According to Anderson, the reimbursement needs to keep pace with inflation and healthcare costs.

The proposed rule will also tackle suspicious billing practices in Medicare’s Shared Savings Program, taking improper payments into account when revisiting the shared savings and shared losses calculations for accountable care organizations. Earlier this month, CMS proposed a rule examining the program’s billing activity after noting a significant increase in “highly suspect” claims.

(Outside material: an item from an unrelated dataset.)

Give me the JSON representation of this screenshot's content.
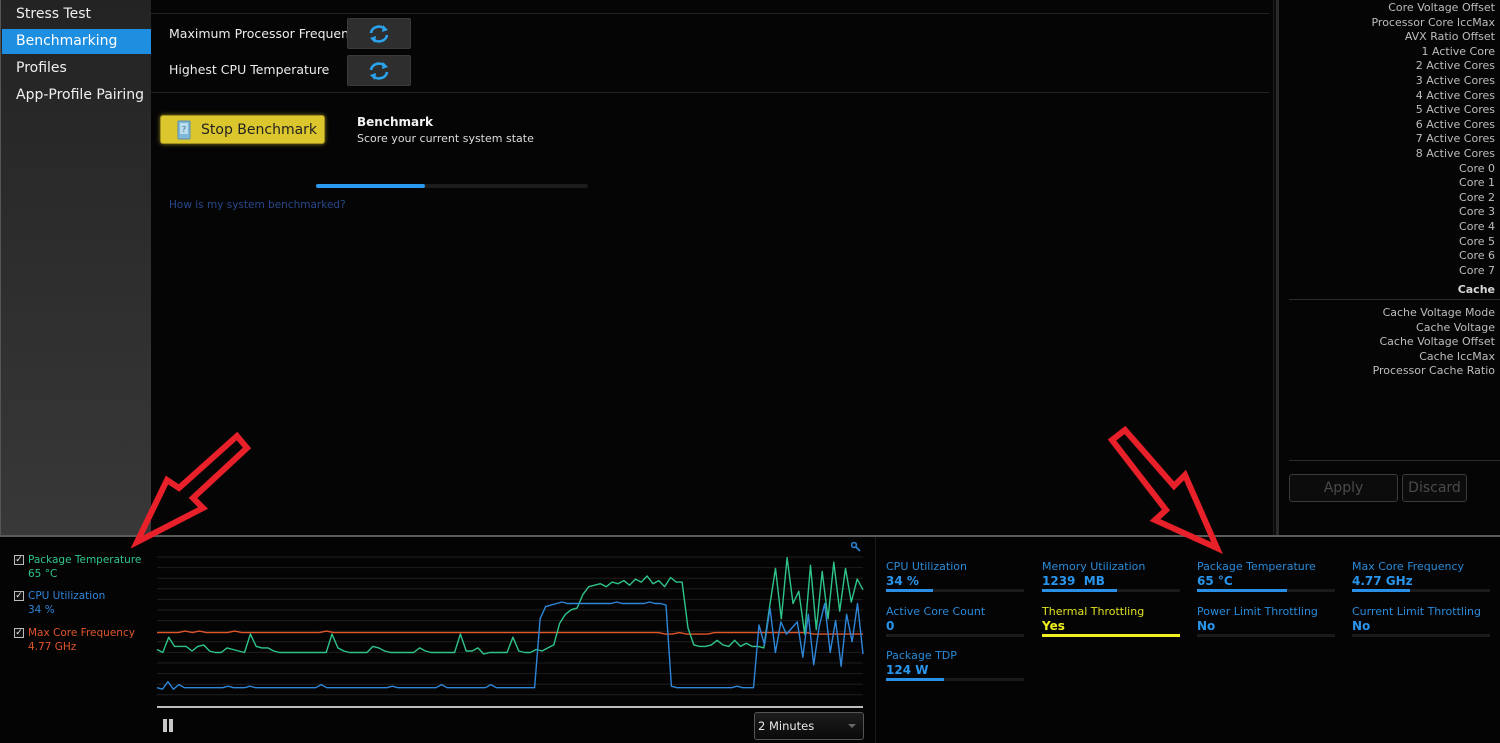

In addition to the reimbursement cut and increase billing scrutiny, a health equity benchmark, similar to that used for the ACO REACH Model, would be adopted to incentivize organizations in more rural and underserved areas to participate.

CMS will accept public comments on the proposed 2025 PFS until September 9.

Jasmyne Ray is the revenue cycle editor at HealthLeaders. 


KEY TAKEAWAYS

Inflation is expected to increase practice costs by 3.6%

The agency is also increasing its scrutiny of suspicious billing practices.